Auch Geimpfte und Genesene werden in der Corona-Pandemie nicht so schnell zur Normalität zurückkehren können wie vielleicht erhofft. Das macht der jüngste Beschluss des VGH in Baden-Württemberg deutlich.
Ein Seniorenheim darf nach einem Gerichtsbeschluss auch gegen das Coronavirus geimpfte oder daran genesene Bewohner nicht gesondert bewirten. Es sei derzeit wissenschaftlich nicht ausreichend geklärt, ob diese Personengruppen das Virus weitergeben könnten, begründete der Verwaltungsgerichtshof (VGH) Baden-Württemberg seinen am Donnerstag veröffentlichten Beschluss (v. 18.03.2021, Az. 1 S 774/21).
Er bestätigte damit eine Entscheidung des Verwaltungsgerichts Freiburg, bei dem die Antragstellerin in erster Instanz aus gleichem Grund gescheitert war. Sie wollte erreichen, das Landratsamt Lörrach gerichtlich zu verpflichten, ein gastronomisches Angebot nur für geimpfte und genesene Senioren als Ausnahme von der Corona-Verordnung des Landes zu genehmigen. Kritik an der Gerichtsentscheidung kam von der Deutschen Stiftung Patientenschutz: Mit dieser Argumentation blieben die 900.000 Pflegeheimbewohner bis zum Sankt-Nimmerleinstag im Lockdown, so die Stiftung.
Dem VGH zufolge gibt es zwar Berichte von Untersuchungen aus Israel, die den Schluss nahelegten, dass eine Impfung auch eine Weiterverbreitung verhindern könne.
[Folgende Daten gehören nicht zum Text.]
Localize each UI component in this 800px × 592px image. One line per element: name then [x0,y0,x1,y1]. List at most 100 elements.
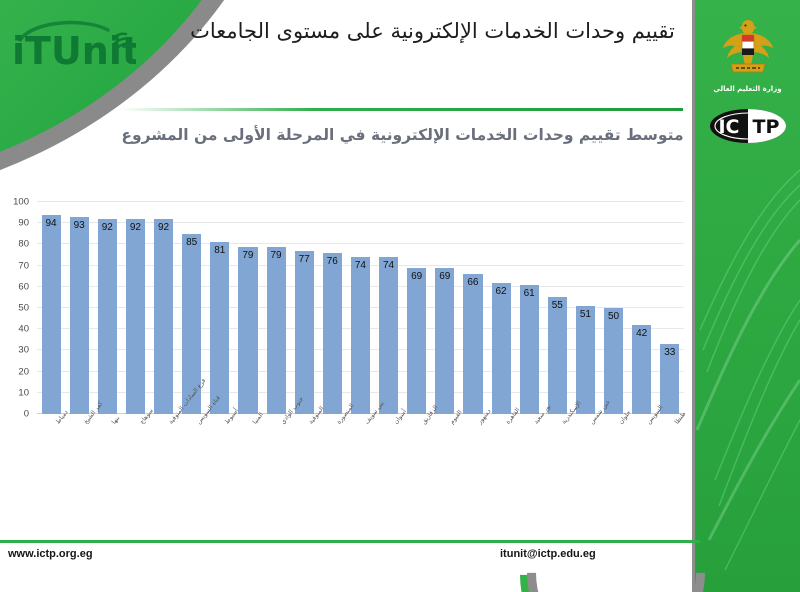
title-divider [118,108,683,111]
page-title: تقييم وحدات الخدمات الإلكترونية على مستو… [190,19,675,43]
bar-column: 33 [656,202,684,414]
bar-value-label: 61 [523,287,535,299]
x-axis-tick-column: قناة السويس [178,395,221,492]
y-axis-labels: 0 10 20 30 40 50 60 70 80 90 100 [0,196,33,420]
bar-value-label: 92 [129,221,141,233]
bar-series: 94 93 92 92 92 85 81 79 79 77 76 74 74 69 69 66 62 61 55 51… [37,202,684,414]
bar-value-label: 77 [298,253,310,265]
bar[interactable]: 79 [266,246,286,414]
bar[interactable]: 62 [491,282,511,414]
bar[interactable]: 74 [379,257,399,414]
x-axis-tick-column: السويس [628,404,664,492]
bar-value-label: 79 [242,249,254,261]
ministry-label: وزارة التعليم العالي [713,85,782,93]
x-axis-tick-column: بني سويف [346,400,386,492]
bar-value-label: 92 [101,221,113,233]
y-axis-tick: 60 [18,281,29,293]
bar-value-label: 55 [551,300,563,312]
bar-column: 94 [37,202,65,414]
bar-column: 77 [290,202,318,414]
chart-title: متوسط تقييم وحدات الخدمات الإلكترونية في… [121,126,684,144]
bar[interactable]: 66 [463,274,483,414]
y-axis-tick: 90 [18,217,29,229]
bar-column: 66 [459,202,487,414]
y-axis-tick: 100 [13,196,29,208]
bar[interactable]: 81 [210,242,230,414]
x-axis-tick-column: أسوان [375,408,408,492]
bar-column: 79 [262,202,290,414]
y-axis-tick: 80 [18,238,29,250]
svg-text:IC: IC [718,116,739,138]
bar[interactable]: 69 [407,267,427,414]
bar[interactable]: 76 [322,252,342,414]
footer-website[interactable]: www.ictp.org.eg [8,548,93,560]
bar-value-label: 74 [383,260,395,272]
bar-column: 50 [600,202,628,414]
bar[interactable]: 61 [519,284,539,414]
y-axis-tick: 10 [18,387,29,399]
plot-area: 94 93 92 92 92 85 81 79 79 77 76 74 74 69 69 66 62 61 55 51… [37,201,684,414]
bar-value-label: 93 [73,219,85,231]
x-axis-tick-column: الفيوم [431,409,463,492]
bar-value-label: 74 [354,260,366,272]
x-axis-tick-column: المنصورة [318,402,356,492]
bar[interactable]: 92 [97,218,117,414]
y-axis-tick: 30 [18,344,29,356]
bar-value-label: 62 [495,285,507,297]
x-axis-tick-column: المنوفية [290,405,326,492]
right-sidebar-band: وزارة التعليم العالي IC TP [692,0,800,592]
x-axis-tick-column: فرع السادات المنوفية [150,377,207,492]
bar-value-label: 33 [664,347,676,359]
bar[interactable]: 79 [238,246,258,414]
bar-value-label: 79 [270,249,282,261]
bar-column: 69 [431,202,459,414]
bar[interactable]: 92 [154,218,174,414]
bar[interactable]: 92 [125,218,145,414]
gridline [37,201,684,202]
footer-email[interactable]: itunit@ictp.edu.eg [500,548,596,560]
bar[interactable]: 33 [660,344,680,414]
y-axis-tick: 40 [18,323,29,335]
y-axis-tick: 70 [18,260,29,272]
eagle-emblem-icon [722,20,773,73]
x-axis-tick-column: طنطا [656,410,687,492]
bar-column: 42 [628,202,656,414]
x-axis-tick-column: بور سعيد [515,403,553,492]
x-axis-tick-column: سوهاج [121,407,155,492]
bar-column: 76 [318,202,346,414]
bar[interactable]: 69 [435,267,455,414]
bar-value-label: 94 [45,217,57,229]
y-axis-tick: 50 [18,302,29,314]
bar[interactable]: 42 [632,324,652,414]
bar-value-label: 85 [186,236,198,248]
bar-column: 55 [543,202,571,414]
bar-column: 51 [571,202,599,414]
bar-value-label: 81 [214,245,226,257]
bar-column: 69 [403,202,431,414]
bar[interactable]: 51 [575,305,595,414]
bar[interactable]: 74 [350,257,370,414]
bar-chart: 0 10 20 30 40 50 60 70 80 90 100 94 93 92 92 92 85 81 79 7… [0,196,690,436]
bar-column: 92 [121,202,149,414]
bar-column: 61 [515,202,543,414]
bar[interactable]: 93 [69,216,89,414]
y-axis-tick: 20 [18,366,29,378]
x-axis-tick-column: بنها [93,414,122,492]
bar[interactable]: 94 [41,214,61,414]
bar-column: 62 [487,202,515,414]
bar[interactable]: 85 [182,233,202,414]
bar[interactable]: 77 [294,250,314,414]
x-axis-tick-column: القاهرة [487,407,522,492]
y-axis-tick: 0 [23,408,29,420]
itunits-logo: iTUnits [8,14,163,73]
bar-value-label: 50 [608,311,620,322]
x-axis-tick-column: جنوب الوادي [262,395,306,492]
bar[interactable]: 50 [604,308,624,414]
bar[interactable]: 55 [547,297,567,414]
x-axis-tick-label: بنها [110,414,122,426]
x-axis-tick-column: دمنهور [459,408,492,492]
bar-column: 92 [93,202,121,414]
ictp-logo: IC TP [709,109,786,143]
x-axis-tick-column: عين شمس [571,399,612,492]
Diese Daten seien derzeit jedoch weder in einem wissenschaftlichen Fachmagazin noch einer Vorabpublikation veröffentlicht und hätten auch noch keinen wissenschaftlichen Begutachtungsprozess durchlaufen.
Die Patientenschützer forderten die Bundesregierung auf, endlich verlässliche Daten darüber zu liefern, wie groß die Infektionsgefahr von geimpften Menschen ist. "Niemand hat mehr Verständnis dafür, dass nach millionenfachen Impfungen innerhalb der letzten drei Monate in Deutschland in dieser Schlüsselfrage immer noch alles unklar ist", betonte Eugen Brysch vom Vorstand des Verbandes.
Die VGH-Richterinnen und Richter in Mannheim wollten hingegen nicht ausschließen, dass auch von Geimpften und Genesenen weiterhin eine Ansteckungsgefahr ausgehen und damit neue das Gesundheitswesen belastende Infektionsketten entstehen könnten. Dieses Risiko wäre derzeit allenfalls vernachlässigbar, wenn auch außerhalb der "Blase" des Seniorenheims eine Vielzahl von Menschen immun oder durch eine Impfung vor einem schweren Krankheitsverlauf geschützt wären, so das Gericht. Hiervon sei jedoch bei einer aktuellen Impfquote von 8,2 Prozent Erst- und 3,6 Prozent Zweitimpfungen bezogen auf die Gesamtbevölkerung derzeit noch nicht auszugehen. Das verbleibende Restrisiko sei daher nicht "sozialadäquat". Der Beschluss ist unanfechtbar.